Natural grouping also allows sites to make the most of niche parts of their audience. Too many times I’ve seen sites imagine the majority of their users to be their primary audience, neglecting more highly focused and engaged groups. These long tail segments of the audience were typically grouped more narrowly, and interacted between themselves much more highly than the generic larger groups, but were neglected because of their size. My recommendation in this situation? Don’t neglect smaller active segments, learn from them. Enabling natural grouping allows the larger, generic audience to begin to sort itself into smaller, more actively engaged segments. In other words, don’t cut off your long tail to spite your site.

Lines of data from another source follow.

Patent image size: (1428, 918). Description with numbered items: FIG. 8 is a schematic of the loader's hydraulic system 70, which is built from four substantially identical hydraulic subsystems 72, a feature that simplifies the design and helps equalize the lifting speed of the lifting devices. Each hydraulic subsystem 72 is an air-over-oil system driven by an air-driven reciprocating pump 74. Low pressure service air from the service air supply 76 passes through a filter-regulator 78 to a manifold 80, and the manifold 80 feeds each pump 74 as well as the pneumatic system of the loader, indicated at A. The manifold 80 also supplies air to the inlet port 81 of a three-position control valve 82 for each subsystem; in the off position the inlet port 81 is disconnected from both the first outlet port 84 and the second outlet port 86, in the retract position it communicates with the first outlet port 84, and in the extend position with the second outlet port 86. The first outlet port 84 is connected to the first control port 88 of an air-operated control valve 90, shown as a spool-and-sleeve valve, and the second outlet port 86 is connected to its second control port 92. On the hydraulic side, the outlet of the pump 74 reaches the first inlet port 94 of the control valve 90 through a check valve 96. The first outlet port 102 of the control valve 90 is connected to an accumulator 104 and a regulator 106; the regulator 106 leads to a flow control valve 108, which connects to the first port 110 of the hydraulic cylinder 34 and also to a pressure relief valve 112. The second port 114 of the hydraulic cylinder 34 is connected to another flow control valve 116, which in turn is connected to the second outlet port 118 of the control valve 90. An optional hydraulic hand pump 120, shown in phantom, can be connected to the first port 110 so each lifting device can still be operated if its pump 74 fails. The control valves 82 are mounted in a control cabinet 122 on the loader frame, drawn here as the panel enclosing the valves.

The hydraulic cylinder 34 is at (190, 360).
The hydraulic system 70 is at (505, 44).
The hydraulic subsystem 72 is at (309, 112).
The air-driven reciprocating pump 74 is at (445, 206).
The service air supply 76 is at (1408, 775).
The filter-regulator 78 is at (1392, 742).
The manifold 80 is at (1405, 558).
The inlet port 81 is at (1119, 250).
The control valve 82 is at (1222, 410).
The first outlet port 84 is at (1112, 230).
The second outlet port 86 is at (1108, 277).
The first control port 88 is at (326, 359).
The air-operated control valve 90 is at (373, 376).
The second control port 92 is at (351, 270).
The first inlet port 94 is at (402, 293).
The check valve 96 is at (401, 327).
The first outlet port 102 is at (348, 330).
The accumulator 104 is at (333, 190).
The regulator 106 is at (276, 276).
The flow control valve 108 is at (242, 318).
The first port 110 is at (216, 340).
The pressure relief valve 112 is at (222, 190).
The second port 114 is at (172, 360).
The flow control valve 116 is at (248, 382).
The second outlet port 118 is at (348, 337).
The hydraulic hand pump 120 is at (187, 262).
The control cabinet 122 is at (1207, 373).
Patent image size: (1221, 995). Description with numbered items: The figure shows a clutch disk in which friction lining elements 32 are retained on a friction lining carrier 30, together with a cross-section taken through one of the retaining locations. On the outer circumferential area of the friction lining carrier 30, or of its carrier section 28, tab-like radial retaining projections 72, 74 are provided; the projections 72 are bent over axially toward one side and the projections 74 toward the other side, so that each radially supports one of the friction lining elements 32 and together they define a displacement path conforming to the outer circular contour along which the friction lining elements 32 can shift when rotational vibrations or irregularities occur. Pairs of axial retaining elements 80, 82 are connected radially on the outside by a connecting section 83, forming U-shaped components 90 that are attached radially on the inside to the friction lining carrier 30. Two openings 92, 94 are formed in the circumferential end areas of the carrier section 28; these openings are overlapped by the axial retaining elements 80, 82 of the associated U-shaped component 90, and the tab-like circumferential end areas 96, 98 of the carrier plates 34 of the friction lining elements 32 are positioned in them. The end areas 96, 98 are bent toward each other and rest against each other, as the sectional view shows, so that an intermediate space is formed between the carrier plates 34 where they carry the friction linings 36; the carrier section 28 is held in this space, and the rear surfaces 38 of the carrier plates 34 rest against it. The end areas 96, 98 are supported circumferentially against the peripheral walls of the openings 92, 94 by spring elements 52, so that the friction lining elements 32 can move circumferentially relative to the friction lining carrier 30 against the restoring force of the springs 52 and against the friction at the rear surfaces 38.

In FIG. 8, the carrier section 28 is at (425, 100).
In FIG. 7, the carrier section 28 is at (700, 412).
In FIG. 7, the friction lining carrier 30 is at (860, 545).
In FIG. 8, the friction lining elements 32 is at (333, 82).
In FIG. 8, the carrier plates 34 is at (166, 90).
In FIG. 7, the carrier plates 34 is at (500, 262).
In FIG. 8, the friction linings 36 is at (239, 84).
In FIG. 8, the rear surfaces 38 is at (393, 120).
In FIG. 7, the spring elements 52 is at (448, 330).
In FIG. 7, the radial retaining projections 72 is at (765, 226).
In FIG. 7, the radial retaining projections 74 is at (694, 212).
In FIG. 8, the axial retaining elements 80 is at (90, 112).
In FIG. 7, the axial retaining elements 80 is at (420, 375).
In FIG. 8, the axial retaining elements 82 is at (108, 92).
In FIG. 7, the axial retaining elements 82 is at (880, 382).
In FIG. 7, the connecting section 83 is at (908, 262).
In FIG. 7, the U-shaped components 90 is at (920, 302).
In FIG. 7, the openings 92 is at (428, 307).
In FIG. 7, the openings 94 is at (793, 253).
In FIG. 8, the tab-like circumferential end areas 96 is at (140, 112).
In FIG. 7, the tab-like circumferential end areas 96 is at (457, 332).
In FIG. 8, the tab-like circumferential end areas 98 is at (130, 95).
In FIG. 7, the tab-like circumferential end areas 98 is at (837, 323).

A few sites have allowed natural grouping, with great success. Back in 2003, before Facebook even existed, LiveJournal introduced easy-to-create custom friend groups to control content privacy. For example, my custom groups include writer friends, fellow techies, female friends, specific users, and more. LiveJournal also allows users to filter their friend content according to these groups. It’s more than a blog, it’s a social writing platform. This, along with a highly usable interface and solid branding, creates an experience that still commands a great deal of loyalty from a strong user base. It’s not Facebook, but it was never meant to be.
Google+ is likewise not Facebook. Nona Aronowitz at GOOD observes,
I see Google+ as serving a completely different function. Facebook and Twitter can mobilize, organize, and disseminate information. It can and will continue to help journalists, politicians, and activists do their work. But sometimes you just want to hang with your friends, and when that can’t happen in real life, something like Google+ could be the next best thing.
Users are constantly tweaking their output—what they say, what they share online, what they do—to optimize their personal experience of the world. Designing for this provides a more natural way of interacting with others online. Online social networking shouldn’t have to be the end of privacy, or limited to artificially preset circles; it can be an extension of our normal behavior. Herzfeld and Google+ get that.
P.S. Since late 2008 I’ve been advocating natural grouping, empowering users to control access to themselves by their own purposes and needs. Some of the above was shared in a 2009 presentation, Designing for purpose.
Aronowitz, N.W., 28 June 2011. Could Google’s new social network actually improve our social lives?, GOOD.
Ong, J., 28 June 2011. Google gave original Mac designer free rein on new Google+ UI, AppleInsider.